Frints Suzanna Gerarda Maria, Lenzner Steffen, Bauters Mareike, Jensen Lars Riff, Van Esch Hilde, des Portes Vincent, Moog Ute, Macville Merryn Victor Erik, van Roozendaal Kees, Schrander-Stumpel Constance Theresia Rimbertha Maria, Tzschach Andreas, Marynen Peter, Fryns Jean-Pierre, Hamel Ben, van Bokhoven Hans, Chelly Jamel, Beldjord Chérif, Turner Gillian, Gecz Jozef, Moraine Claude, Raynaud Martine, Ropers Hans Hilger, Froyen Guy, Kuss Andreas Walter
Department of Clinical Genetics, University Hospital azM Maastricht, Maastricht, The Netherlands.
Eur J Hum Genet. 2008 Sep;16(9):1029-37. doi: 10.1038/ejhg.2008.66. Epub 2008 Apr 9.
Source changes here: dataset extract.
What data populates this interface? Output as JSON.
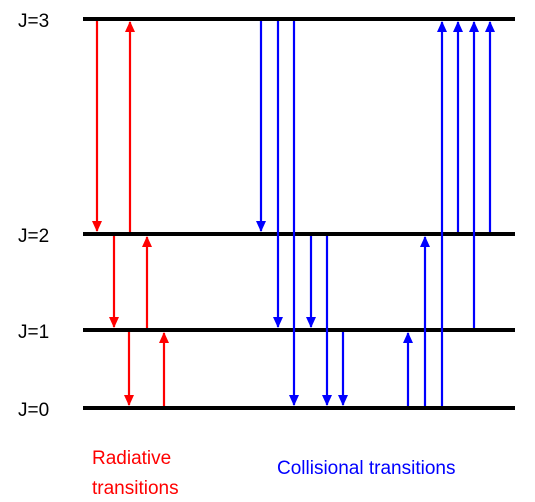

Mutations in the thyroid monocarboxylate transporter 8 gene (MCT8/SLC16A2) have been reported to result in X-linked mental retardation (XLMR) in patients with clinical features of the Allan-Herndon-Dudley syndrome (AHDS). We performed MCT8 mutation analysis including 13 XLMR families with LOD scores >2.0, 401 male MR sibships and 47 sporadic male patients with AHDS-like clinical features. One nonsense mutation (c.629insA) and two missense changes (c.1A>T and c.1673G>A) were identified. Consistent with previous reports on MCT8 missense changes, the patient with c.1673G>A showed elevated serum T3 level. The c.1A>T change in another patient affects a putative translation start codon, but the same change was present in his healthy brother. In addition normal serum T3 levels were present, suggesting that the c.1A>T (NM_006517) variation is not responsible for the MR phenotype but indicates that MCT8 translation likely starts with a methionine at position p.75. Moreover, we characterized a de novo translocation t(X;9)(q13.2;p24) in a female patient with full blown AHDS clinical features including elevated serum T3 levels. The MCT8 gene was disrupted at the X-breakpoint. A complete loss of MCT8 expression was observed in a fibroblast cell-line derived from this patient because of unfavorable nonrandom X-inactivation. Taken together, these data indicate that MCT8 mutations are not common in non-AHDS MR patients yet they support that elevated serum T3 levels can be indicative for AHDS and that AHDS clinical features can be present in female MCT8 mutation carriers whenever there is unfavorable nonrandom X-inactivation.
据报道,甲状腺单羧酸转运体8基因(MCT8/SLC16A2)突变会导致患有艾伦-赫恩登-达德利综合征(AHDS)临床特征的患者出现X连锁智力障碍(XLMR)。我们对13个对数优势分数(LOD)>2.0的XLMR家系、401个男性智力障碍同胞对以及47例具有AHDS样临床特征的散发性男性患者进行了MCT8突变分析。鉴定出一个无义突变(c.629insA)和两个错义改变(c.1A>T和c.1673G>A)。与先前关于MCT8错义改变的报道一致,携带c.1673G>A的患者血清T3水平升高。另一名患者的c.1A>T改变影响一个假定的翻译起始密码子,但他健康的兄弟也存在相同的改变。此外,其血清T3水平正常,这表明c.1A>T(NM_006517)变异与智力障碍表型无关,但提示MCT8翻译可能从第75位的甲硫氨酸开始。此外,我们在一名具有典型AHDS临床特征(包括血清T3水平升高)的女性患者中鉴定出一种新发易位t(X;9)(q13.2;p24)。MCT8基因在X染色体断点处被破坏。由于不利的非随机X染色体失活,在源自该患者的成纤维细胞系中观察到MCT8表达完全缺失。综上所述,这些数据表明MCT8突变在非AHDS智力障碍患者中并不常见,但支持血清T3水平升高可作为AHDS的指标,并且只要存在不利的非随机X染色体失活,女性MCT8突变携带者就可能出现AHDS临床特征。